Essere nel profondo democratici è una nostra cifra distintiva. Quale organizzazione politica ha scelto il proprio nome con una votazione aperta? Ha scritto la propria Carta dei principi votando liberamente decine di emendamenti? Ha scelto il proprio simbolo tra oltre cento proposte? Il nome e il simbolo, in molti movimenti politici attivi, sono proprietà di una associazione privata spesso composta da poche persone. Nel nostro statuto è stabilito che non una singola persona, non un’associazione privata e neppure il segretario protempore, ma solo il Congresso è proprietario del nome e del simbolo di Unione Mediterranea. E il Congresso è fatto da tutte le persone che possono partecipare al progetto in carne e ossa o che hanno un loro delegato di fiducia. Senza però possibilità di fare incetta di deleghe. In Unione Mediterranea davvero uno conta uno, o al massimo conta due se chi partecipa è portatore di una delega.

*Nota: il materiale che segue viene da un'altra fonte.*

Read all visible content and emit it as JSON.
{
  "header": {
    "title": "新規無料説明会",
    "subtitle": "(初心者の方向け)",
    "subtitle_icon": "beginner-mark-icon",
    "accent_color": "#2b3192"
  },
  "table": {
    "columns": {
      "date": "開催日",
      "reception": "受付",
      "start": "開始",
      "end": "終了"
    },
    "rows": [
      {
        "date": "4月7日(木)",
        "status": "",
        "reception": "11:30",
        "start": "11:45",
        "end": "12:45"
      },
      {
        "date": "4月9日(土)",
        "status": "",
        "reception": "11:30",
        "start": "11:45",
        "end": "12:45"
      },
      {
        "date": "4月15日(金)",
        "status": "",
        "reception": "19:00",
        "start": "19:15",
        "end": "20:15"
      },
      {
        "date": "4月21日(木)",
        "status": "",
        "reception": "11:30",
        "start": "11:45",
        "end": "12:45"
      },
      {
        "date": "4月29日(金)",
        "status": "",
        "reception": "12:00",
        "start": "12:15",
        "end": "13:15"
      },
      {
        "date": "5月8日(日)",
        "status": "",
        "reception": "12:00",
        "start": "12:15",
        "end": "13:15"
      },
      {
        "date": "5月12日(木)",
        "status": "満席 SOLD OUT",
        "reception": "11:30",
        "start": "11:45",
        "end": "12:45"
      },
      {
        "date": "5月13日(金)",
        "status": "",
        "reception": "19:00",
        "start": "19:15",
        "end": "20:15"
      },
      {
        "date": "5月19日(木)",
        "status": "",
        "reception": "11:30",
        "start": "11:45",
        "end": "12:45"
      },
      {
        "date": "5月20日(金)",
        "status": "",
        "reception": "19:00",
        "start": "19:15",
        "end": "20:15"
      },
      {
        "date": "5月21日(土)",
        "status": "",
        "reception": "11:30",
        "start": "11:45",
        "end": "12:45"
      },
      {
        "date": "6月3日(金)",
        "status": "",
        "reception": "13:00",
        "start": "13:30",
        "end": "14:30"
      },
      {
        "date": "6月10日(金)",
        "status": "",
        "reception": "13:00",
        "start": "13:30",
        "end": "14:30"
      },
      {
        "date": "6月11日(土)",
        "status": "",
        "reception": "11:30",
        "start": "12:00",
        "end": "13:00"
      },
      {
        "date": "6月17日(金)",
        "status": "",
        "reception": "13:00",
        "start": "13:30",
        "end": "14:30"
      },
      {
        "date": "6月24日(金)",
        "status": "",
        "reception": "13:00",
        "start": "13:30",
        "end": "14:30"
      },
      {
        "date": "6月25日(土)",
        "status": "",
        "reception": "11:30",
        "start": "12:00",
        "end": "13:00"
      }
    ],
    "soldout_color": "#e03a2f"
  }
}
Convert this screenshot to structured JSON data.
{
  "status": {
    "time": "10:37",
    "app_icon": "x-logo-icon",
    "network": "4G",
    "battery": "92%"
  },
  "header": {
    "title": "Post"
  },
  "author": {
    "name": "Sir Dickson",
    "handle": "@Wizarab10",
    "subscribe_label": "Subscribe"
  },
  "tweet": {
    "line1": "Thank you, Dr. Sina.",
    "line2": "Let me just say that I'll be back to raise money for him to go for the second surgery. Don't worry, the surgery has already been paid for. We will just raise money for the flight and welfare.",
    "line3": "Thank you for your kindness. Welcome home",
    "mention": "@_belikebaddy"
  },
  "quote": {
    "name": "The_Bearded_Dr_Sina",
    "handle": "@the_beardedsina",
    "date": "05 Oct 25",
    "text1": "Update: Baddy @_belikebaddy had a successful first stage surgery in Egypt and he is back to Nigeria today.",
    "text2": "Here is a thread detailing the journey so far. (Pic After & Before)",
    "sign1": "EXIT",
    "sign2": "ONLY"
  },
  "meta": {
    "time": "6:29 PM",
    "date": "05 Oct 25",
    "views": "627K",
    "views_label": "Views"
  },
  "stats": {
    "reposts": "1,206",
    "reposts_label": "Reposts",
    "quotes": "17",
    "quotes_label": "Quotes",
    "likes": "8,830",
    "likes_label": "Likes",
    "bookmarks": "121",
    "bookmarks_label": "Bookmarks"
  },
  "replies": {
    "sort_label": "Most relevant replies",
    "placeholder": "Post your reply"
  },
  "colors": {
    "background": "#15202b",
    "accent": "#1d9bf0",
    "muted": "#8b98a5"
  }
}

La scelta del metodo della democrazia partecipata non è un vezzo. E’ una necessità per riavvicinare le persone alla vera politica. La parola è stata talmente sporcata da politicanti desiderosi di arricchimenti personali che è diventato difficile anche solo pensare alla politica nel suo senso vero e nobile. L’arte di governare la polis, la comunità, nell’interesse della comunità stessa. Ecco perché la ricerca quasi ossessiva di partecipazione, di confronto vero, che ha caratterizzato Unione Mediterranea sin dalle prime battute è dovuta non solo al fatto che le decisioni maturate in modo democratico nel lungo periodo si rivelano più sagge di quelle prese nel chiuso delle stanze o nell’ambito dei cosiddetti “cerchi magici”, ma è dovuta anche alla necessità di riportare passione nella partecipazione alla vita pubblica dimostrando che chi lo desidera decide e chi decide non è più un soggetto passivo ma diventa un protagonista, la cui forza deriva dalla passione dei singoli tanto quanto dall’azione collettiva. Chi è stato a Napoli il 24 novembre 2012 alla Stazione Marittima lo ricorda bene. Quei cartellini Verdi e Rossi con i quali accettavamo o respingevamo i singoli emendamenti erano la rappresentazione visibile che ciascuna persona registrata in sala contava quanto ciascun altro. La Carta dei Principi è nata così, con molte madri e molti padri. E’ una Carta scritta dal nostro popolo. Una Carta che avrà una lunga vita perché dura ciò che il popolo riconosce come proprio.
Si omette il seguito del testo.